Após alguns minutos entrou um homem trajando o uniforme da Cia. de trem da Alemanha (DB), chamei ele e perguntei da cidade de Mönchengladbach ele arregalou os olhos e começou gritar em inglês que eu havia entrado no vagão errado, que eu estava no vagão 02 e eu deveria estar no vagão 01, começou a gritar para eu correr pois o trem estava para partir. Naquele momento eu e meu irmão nos levantamos com todas as nossas coisas e partimos em direção a porta e saímos do trem e corremos por toda a extensão da plataforma até um ponto em que achamos que era suficiente e que provavelmente era o vagão certo. Entramos nele e no mesmo segundo o trem começou a se mover.

Meu ** ainda estava na mão, consultei a única pessoa no vagão a respeito do destino e ele me confirmou, alívio pela primeira vez desde Heerlen.

Assim a viagem se seguiu, cansativa e madrugada adentro, mas tranquila e com uma certa folga para descansar. Trocamos de estação mais uma vez e finalmente entramos em um trem que iria nos levar para Düsseldorf, local que eu presumia ter uma estação maior, com banheiros e mesas para sentar.

Foi nesse trajeto que pela primeira vez passou alguém conferindo nossos tickets, ao notar que iríamos para berlim o fiscal deu uma risada e nos desejou boa sorte, mas naquela altura já sabíamos que ainda nos restava uma longa noite pela frente.

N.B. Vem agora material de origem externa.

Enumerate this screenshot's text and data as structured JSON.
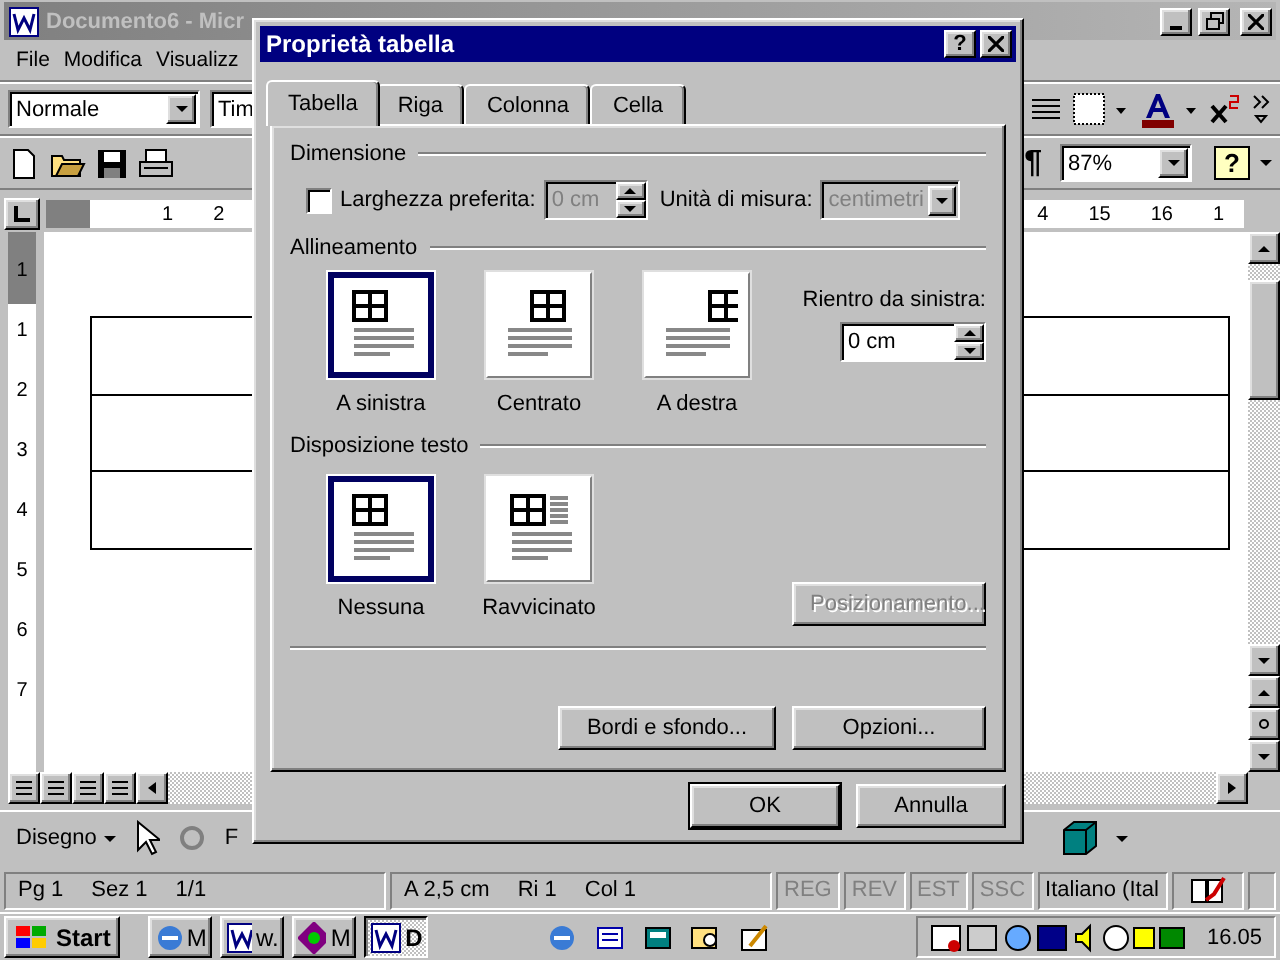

Descemos do trem em Düsseldorf e já fomos procurando um local aberto para podermos passar a madrugada, ou parte dela ao menos, os corredores eram frios e precisávamos de um local fechado. Nosso trem só sairia dali quatro horas então havia um tempo de espera pela frente. Foi quando nos deparamos com uma loja do McDonald's, a única aberta naquele horário. Então entramos e escolhemos um lugar para sentar.